Recipe by echo echo
This is a VERY sweet Greek dessert pastry made with farina. I first had some at the bake sale of a Greek Orthodox Church near me, and liked it so much that I obtained the recipe. I make it in a lasagna pan. Delicious! I like it better eaten at least one day after it's baked. I've always found filo easy to obtain--it's generally found in the freezer section of supermarkets near the frozen pie crusts. The cooking times shown do not include cooling time.
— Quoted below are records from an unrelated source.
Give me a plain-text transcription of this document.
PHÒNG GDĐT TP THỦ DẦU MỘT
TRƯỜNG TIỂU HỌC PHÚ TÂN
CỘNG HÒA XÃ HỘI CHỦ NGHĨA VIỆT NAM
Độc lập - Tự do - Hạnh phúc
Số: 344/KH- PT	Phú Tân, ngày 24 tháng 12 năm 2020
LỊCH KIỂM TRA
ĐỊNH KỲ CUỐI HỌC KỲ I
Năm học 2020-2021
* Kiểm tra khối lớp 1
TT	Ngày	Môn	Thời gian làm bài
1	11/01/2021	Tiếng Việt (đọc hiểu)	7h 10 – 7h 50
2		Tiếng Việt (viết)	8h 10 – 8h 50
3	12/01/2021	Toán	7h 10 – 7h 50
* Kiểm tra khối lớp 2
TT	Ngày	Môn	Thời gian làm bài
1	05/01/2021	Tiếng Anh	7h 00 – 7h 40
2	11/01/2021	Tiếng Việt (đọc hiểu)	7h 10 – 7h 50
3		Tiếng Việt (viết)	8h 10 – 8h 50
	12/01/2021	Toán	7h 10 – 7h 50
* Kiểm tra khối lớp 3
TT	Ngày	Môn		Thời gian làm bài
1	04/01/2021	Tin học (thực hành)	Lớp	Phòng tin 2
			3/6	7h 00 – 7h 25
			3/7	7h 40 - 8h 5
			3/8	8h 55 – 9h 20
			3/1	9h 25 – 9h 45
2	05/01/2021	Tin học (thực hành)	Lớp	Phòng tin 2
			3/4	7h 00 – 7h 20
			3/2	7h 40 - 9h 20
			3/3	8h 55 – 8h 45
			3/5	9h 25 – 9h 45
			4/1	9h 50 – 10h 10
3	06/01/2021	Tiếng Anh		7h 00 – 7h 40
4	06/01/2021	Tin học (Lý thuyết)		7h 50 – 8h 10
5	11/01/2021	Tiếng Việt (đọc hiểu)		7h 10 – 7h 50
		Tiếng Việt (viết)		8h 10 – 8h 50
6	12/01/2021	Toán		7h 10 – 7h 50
Plan to let it cool at least an hour or so.
- 4 cups milk
- 1 cup farina or 1 cup cream of wheat
- 1⁄2 teaspoon salt
- 6 eggs, beaten
- 3⁄4 cup sugar
- 6 tablespoons butter
- 1 teaspoon vanilla
- 1 teaspoon cinnamon
- 24 sheets filo pastry (15 x 12-inch)
- 3⁄4 cup butter, melted
- 1 cup water
- 1 cup sugar
- 1⁄4 cup honey
Directions See How It's Made
- Preheat the oven to 350°.
- First make the filling: Heat the milk, then slowly add the farina, stirring constantly.
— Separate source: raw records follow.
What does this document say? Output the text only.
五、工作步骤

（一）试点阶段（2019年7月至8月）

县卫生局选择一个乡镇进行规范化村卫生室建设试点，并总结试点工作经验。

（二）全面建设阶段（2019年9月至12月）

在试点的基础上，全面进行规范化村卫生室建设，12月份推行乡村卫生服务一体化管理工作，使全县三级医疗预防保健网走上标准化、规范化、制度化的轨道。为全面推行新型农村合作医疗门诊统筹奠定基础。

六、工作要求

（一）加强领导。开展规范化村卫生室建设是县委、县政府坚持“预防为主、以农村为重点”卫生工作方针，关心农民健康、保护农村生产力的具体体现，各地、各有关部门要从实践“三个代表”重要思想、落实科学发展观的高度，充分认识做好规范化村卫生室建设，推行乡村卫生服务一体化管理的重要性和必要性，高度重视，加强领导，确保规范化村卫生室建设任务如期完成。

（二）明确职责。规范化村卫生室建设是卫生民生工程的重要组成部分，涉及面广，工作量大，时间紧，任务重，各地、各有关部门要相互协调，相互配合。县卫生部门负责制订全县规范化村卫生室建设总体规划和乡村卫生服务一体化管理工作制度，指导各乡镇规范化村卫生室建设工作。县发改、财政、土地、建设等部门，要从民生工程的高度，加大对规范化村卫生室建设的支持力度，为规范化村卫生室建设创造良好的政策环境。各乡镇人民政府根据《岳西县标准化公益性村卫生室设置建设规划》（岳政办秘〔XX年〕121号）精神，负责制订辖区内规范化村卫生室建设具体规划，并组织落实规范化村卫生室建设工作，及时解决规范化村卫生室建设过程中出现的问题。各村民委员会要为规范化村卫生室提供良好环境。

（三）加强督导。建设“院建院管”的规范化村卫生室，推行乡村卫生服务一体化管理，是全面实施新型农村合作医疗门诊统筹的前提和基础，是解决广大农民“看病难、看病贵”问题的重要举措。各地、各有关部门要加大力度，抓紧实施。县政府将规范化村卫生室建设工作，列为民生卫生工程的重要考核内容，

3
- Add the salt and boil, stirring, 5 minutes.
- Beat 3/4 cup sugar into the eggs and fold into the farina; continue cooking, stirring constantly, 3 more minutes.
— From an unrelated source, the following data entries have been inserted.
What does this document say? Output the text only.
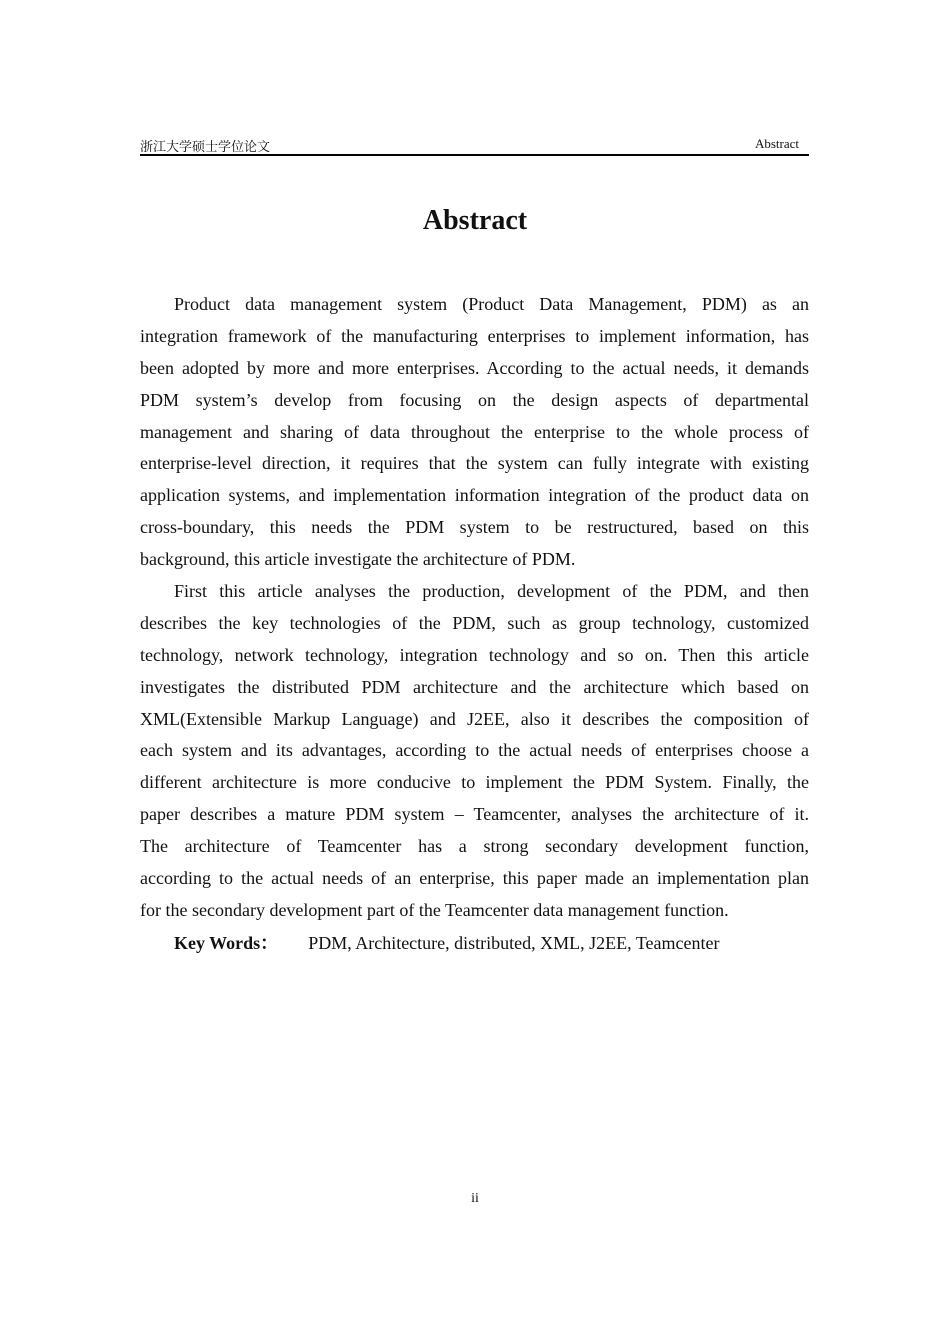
浙江大学硕士学位论文	Abstract
Abstract
Product data management system (Product Data Management, PDM) as an
integration framework of the manufacturing enterprises to implement information, has
been adopted by more and more enterprises. According to the actual needs, it demands
PDM system’s develop from focusing on the design aspects of departmental
management and sharing of data throughout the enterprise to the whole process of
enterprise-level direction, it requires that the system can fully integrate with existing
application systems, and implementation information integration of the product data on
cross-boundary, this needs the PDM system to be restructured, based on this
background, this article investigate the architecture of PDM.
First this article analyses the production, development of the PDM, and then
describes the key technologies of the PDM, such as group technology, customized
technology, network technology, integration technology and so on. Then this article
investigates the distributed PDM architecture and the architecture which based on
XML(Extensible Markup Language) and J2EE, also it describes the composition of
each system and its advantages, according to the actual needs of enterprises choose a
different architecture is more conducive to implement the PDM System. Finally, the
paper describes a mature PDM system – Teamcenter, analyses the architecture of it.
The architecture of Teamcenter has a strong secondary development function,
according to the actual needs of an enterprise, this paper made an implementation plan
for the secondary development part of the Teamcenter data management function.
Key Words： PDM, Architecture, distributed, XML, J2EE, Teamcenter
ii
- Add the 6 Tbs butter and stir until absorbed.
- Remove the filling from the heat, add the vanilla and cinnamon, and cool, stirring occasionally.
- Next prepare the pastry: Brush a 15 X 12-inch baking dish with melted butter and lay in 12 sheets of filo, brushing each sheet with melted butter.
- Spread the farina mixture over the pastry and cover with the rest of the filo, also brushed with butter.
- Pour any remaining butter over the top.
- Cut through the top (but NOT the bottom) layer of the pastry into approximately 2-inch squares.
- Bake 45 minutes.
- Cool to lukewarm.
- While the pastry is baking, make the syrup: Combine the water, 1 cup sugar and honey; boil for 10 minutes and let cool to lukewarm.
- When the galotoboureko has cooled, cut through the custard and bottom pastry layers.
- Pour the cooled honey syrup over the pastry and let cool completely before serving.